Voor wie niet bekend is met deze Engelse term: het is de lijst nummers die achterop een CD-hoes, langspeelplaat, of cassettebandje staan. De lijst met nummers vormt samen het hele album. Tezamen vormen deze nummers het verhaal wat koor, zanger of instrumentalist wil vertellen. Van het eerste tot het laatste nummer, elk nummer heeft zijn eigen functie in het totaal.
De afgelopen 6 weken schreef ik artikelen die gerelateerd waren aan uitvoeringsavonden waarop stem en orgel klonken. Ook daarvoor wordt een lijst met nummers samengesteld, welke wordt afgedrukt in het programmaboekje. Zelf ben ik betrokken geweest bij de keuze van een groot aantal van de gezongen liederen. Deze week probeer ik u een klein beetje inzage te geven in hoe er achter de schermen is gewerkt aan de samenstelling van de tracklist van deze avonden.
Wie er verantwoordelijk is voor de keuzes? Dat verschilt. Bij koren die onder de verantwoordelijkheid staan van een kerkenraad, is de kerkenraad de eindverantwoordelijke. Ook besturen hebben inspraak in de muziek en uiteindelijk is het de dirigent die de definitieve keuze vaststelt.
Bij samenzangavonden kan het anders zijn, zeker als deze niet vanuit een kerkelijke gemeente worden gehouden. Dan is de organisatie verantwoordelijk.
Iedere organisatie gaat anders om met die verantwoordelijkheid, maar waar moet een zangavond in mijn ogen aan voldoen?
- In de gezongen teksten moet aandacht besteed worden aan de 3 stukken van het christelijk geloof: ellende, verlossing en dankbaarheid.
- Voor de luisteraars is het van belang dat er een afwisseling is tussen bekende en niet bekende stukken.
- Indien er een thema is, dan moeten de liederen aansluiten bij het thema. Indien mogelijk ook de instrumentale stukken.
- De gezongen teksten moeten juist zijn. Ik bedoel hiermee dat wij ervoor moeten waken dat er geen teksten met een onjuiste inhoud worden gezongen. In het kerstliedje ‘Er is een kindeke geboren op aard’’ is de tweede zin: “’t Kwam op de aarde voor ons allemaal”. Klopt dat?

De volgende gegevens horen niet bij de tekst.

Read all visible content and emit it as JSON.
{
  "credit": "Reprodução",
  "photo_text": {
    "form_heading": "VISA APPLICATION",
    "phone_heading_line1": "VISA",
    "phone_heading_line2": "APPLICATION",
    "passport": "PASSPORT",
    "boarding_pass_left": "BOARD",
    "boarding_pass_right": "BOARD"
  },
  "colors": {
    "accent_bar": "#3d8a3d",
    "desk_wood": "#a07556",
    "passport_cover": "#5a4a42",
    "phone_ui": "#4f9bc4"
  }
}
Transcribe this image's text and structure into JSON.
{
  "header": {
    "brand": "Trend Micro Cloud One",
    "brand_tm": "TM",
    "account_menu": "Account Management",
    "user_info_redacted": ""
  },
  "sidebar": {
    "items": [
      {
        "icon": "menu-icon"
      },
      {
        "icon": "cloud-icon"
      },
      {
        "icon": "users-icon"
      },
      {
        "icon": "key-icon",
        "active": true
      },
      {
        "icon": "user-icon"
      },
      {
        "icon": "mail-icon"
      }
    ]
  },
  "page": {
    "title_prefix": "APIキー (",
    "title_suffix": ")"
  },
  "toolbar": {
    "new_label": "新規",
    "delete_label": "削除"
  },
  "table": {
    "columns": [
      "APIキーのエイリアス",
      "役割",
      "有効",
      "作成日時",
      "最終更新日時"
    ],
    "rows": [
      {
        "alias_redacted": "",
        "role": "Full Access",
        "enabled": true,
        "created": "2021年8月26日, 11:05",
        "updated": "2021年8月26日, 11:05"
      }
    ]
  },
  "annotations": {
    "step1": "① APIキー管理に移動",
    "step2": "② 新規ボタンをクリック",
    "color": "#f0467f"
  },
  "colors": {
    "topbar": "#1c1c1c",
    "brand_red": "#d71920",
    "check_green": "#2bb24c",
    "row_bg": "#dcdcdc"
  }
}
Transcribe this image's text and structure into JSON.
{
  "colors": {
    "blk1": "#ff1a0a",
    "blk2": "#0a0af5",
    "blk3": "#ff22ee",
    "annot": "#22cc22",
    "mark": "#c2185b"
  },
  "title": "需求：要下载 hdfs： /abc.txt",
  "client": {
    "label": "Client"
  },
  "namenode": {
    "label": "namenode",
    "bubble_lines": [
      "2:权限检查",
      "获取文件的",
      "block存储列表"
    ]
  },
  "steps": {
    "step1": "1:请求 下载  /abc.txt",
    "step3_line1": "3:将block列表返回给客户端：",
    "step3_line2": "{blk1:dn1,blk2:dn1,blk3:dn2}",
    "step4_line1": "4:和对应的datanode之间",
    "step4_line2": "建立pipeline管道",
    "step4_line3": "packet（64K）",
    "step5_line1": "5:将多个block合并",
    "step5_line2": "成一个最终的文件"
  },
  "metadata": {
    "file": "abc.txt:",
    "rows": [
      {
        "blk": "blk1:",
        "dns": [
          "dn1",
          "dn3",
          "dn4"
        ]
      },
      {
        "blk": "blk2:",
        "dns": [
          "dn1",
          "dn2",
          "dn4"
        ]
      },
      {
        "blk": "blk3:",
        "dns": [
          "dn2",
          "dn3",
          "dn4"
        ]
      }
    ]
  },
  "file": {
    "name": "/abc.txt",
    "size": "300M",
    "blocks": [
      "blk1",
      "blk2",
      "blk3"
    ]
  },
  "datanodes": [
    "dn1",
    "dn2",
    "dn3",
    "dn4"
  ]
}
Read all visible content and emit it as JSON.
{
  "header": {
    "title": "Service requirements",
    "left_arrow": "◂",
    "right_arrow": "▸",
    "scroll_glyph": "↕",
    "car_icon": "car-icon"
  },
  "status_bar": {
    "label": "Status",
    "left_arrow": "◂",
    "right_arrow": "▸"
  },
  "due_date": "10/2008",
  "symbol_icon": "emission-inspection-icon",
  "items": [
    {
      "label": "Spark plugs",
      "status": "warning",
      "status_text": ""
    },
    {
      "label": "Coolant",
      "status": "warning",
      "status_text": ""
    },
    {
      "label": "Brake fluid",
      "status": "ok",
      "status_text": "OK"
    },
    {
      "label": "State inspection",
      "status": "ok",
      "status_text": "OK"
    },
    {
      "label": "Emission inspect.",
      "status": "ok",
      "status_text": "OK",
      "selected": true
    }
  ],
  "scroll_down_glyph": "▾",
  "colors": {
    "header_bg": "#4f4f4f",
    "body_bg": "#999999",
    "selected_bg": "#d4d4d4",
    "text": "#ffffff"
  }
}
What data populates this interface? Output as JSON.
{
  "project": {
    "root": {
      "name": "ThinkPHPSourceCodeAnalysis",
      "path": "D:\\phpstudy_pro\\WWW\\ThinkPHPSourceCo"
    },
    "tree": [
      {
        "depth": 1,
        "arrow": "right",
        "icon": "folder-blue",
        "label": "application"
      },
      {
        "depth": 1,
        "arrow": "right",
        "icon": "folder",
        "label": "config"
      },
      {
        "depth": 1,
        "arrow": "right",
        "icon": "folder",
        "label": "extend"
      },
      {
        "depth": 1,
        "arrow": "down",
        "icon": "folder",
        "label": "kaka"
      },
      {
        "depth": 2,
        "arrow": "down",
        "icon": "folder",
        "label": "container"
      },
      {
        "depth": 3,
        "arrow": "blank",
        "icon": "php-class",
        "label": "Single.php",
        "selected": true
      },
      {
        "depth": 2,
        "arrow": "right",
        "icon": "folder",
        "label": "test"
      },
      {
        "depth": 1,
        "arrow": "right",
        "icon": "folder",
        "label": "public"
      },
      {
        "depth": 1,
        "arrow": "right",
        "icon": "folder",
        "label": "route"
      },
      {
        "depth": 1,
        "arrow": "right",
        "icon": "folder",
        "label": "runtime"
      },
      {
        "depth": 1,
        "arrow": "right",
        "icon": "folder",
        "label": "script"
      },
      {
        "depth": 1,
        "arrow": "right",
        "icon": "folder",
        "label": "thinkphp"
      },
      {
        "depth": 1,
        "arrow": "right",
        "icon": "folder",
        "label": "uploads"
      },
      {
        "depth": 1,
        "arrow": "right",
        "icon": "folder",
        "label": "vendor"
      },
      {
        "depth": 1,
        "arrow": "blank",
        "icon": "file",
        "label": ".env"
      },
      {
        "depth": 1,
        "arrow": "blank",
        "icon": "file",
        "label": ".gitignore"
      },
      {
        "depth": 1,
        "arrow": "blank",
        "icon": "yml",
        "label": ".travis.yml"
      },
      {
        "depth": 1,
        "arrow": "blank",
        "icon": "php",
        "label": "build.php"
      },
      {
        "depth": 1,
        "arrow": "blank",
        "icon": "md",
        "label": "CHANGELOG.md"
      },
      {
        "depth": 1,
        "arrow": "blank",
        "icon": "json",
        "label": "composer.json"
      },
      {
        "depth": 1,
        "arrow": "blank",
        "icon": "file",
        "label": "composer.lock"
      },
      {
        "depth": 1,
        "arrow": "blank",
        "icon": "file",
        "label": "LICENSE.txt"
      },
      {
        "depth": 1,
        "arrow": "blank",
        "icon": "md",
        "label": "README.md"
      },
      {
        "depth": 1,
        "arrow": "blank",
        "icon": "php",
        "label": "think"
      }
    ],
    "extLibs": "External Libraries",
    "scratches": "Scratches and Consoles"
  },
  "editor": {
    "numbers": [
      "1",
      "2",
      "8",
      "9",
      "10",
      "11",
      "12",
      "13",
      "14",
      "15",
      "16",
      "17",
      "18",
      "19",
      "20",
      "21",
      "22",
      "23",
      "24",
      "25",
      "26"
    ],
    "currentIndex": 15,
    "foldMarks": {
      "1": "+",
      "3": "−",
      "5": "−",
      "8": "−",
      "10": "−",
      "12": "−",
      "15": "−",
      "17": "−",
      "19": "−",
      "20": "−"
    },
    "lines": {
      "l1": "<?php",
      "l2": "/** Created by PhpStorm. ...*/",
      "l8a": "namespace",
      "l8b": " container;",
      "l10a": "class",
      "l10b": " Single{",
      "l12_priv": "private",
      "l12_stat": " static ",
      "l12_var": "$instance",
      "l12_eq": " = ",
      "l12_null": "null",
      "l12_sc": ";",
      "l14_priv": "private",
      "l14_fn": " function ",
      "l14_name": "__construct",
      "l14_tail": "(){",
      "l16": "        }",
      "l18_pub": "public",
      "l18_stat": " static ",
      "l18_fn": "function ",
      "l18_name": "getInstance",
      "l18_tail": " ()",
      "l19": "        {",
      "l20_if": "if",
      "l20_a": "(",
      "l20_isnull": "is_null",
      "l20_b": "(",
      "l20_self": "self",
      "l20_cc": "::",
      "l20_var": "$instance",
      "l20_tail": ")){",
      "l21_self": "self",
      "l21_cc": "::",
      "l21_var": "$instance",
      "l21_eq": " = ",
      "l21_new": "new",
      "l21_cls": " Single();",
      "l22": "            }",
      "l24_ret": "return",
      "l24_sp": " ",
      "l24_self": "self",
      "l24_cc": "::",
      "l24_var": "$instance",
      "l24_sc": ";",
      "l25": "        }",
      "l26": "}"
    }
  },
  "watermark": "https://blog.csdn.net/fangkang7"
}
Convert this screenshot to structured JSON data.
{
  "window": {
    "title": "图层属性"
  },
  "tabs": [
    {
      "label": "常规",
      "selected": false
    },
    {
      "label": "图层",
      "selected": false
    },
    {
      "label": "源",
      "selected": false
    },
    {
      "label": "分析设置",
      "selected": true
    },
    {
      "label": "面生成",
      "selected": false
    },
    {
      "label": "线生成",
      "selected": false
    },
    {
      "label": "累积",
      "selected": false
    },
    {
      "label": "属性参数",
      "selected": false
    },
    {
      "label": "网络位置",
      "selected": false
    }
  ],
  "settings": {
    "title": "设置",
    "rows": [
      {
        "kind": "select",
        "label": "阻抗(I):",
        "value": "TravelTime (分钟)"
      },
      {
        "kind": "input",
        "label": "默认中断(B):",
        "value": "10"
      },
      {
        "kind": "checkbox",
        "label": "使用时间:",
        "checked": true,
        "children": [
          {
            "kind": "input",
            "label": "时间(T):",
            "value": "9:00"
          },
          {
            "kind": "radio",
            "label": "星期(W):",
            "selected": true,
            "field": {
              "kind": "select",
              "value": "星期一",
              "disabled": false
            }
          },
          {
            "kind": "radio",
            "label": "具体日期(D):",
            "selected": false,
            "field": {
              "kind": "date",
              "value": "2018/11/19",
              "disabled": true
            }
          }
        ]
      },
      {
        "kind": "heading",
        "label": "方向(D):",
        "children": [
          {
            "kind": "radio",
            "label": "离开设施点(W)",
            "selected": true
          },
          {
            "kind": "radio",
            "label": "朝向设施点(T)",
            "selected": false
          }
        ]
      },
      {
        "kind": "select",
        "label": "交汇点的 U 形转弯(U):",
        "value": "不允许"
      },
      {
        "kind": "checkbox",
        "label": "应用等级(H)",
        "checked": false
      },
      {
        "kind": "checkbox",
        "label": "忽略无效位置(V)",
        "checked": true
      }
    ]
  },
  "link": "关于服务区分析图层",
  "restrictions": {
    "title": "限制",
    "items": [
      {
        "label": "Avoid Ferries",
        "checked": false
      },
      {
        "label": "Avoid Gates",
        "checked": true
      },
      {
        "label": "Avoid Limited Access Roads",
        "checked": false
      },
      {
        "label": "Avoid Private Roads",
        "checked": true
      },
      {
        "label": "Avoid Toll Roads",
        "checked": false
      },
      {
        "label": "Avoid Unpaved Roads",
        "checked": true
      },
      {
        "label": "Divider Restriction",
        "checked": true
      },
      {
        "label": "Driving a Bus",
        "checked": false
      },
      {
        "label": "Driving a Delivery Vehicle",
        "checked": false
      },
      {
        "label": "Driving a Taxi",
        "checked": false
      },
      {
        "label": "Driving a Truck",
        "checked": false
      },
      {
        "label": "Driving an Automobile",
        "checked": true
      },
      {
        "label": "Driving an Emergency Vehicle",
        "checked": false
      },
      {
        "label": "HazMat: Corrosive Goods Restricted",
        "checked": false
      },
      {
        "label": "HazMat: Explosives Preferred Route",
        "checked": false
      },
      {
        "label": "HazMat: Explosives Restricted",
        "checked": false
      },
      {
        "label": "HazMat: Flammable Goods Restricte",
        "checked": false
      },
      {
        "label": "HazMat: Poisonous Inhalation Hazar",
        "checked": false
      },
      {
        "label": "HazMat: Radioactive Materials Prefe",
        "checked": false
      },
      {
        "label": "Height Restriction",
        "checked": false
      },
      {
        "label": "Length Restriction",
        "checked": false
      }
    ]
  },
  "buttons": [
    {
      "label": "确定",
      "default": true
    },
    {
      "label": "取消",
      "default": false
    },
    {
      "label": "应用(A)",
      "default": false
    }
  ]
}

Kortom… muziek kiezen blijft lastig. Snel pakt men binnen Christelijk Nederland dan naar de psalmen. Die zijn algemeen goedgekeurd. Liedteksten moeten goed worden gelezen om er zeker van te zijn dat er geen fouten in staan.
De directe aanleiding van dit artikel ligt echter niet in het feit dat ik een kijkje in de keuken van de organisaties wil geven. Waarom ik dit artikel wel schrijf? Vorige week had ik met een koorlid en vriend contact over het kiezen van een sluitingspsalm voor de avond. Hij gaf psalm 89 vers 19 en 20 op. Toen ik hem naar de reden vroeg was zijn antwoord: “Zulke teksten worden vaak door koren geschuwd heb ik het idee”.
Het heeft mij aan het denken gezet en ik moet helaas toegeven dat dit wel eens kan kloppen. Al zijn wij nog zo zorgvuldig; ook wij vermijden snel onderwerpen. Want geef toe; tijdens een zangavond psalm 89 vers 19 (“Wie leeft er, die den slaap des doods niet eens zal slapen?”) of psalm 33 vers 5 ('k Voel door stinkend' etterzweren mij verteren;) zingen, hoe vaak gebeurt dat? Die teksten vermijden wij toch liever?
Dan zingen wij liever psalm 84 : 2 (“Bij U, mijn Koning en mijn God, verwacht mijn ziel een heilrijk lot”) of psalm 150 : 1 (“Looft God, looft Zijn naam alom”). Dat zingt dan toch net iets lekkerder weg! Of makkelijker weg?
Met schaamte moet ik bekennen dat ik, recent toen wij thema’s kozen voor samenzangavonden, ook niet over durfde te gaan tot het organiseren van een avond met als thema: “Gelijk het gras”. Was dat eigenlijk niet fout van mij?
Kortom; wat een verantwoordelijkheid ligt er op de schouders van de organisaties, besturen en dirigenten. Zelf kunnen zij deze verantwoordelijkheid niet dragen. Van iedere organisatie zou het oog omhooggeslagen moeten zijn. Alleen dan kan de avond die zij organiseren de juiste inhoud hebben en een gezegende zangavond zijn!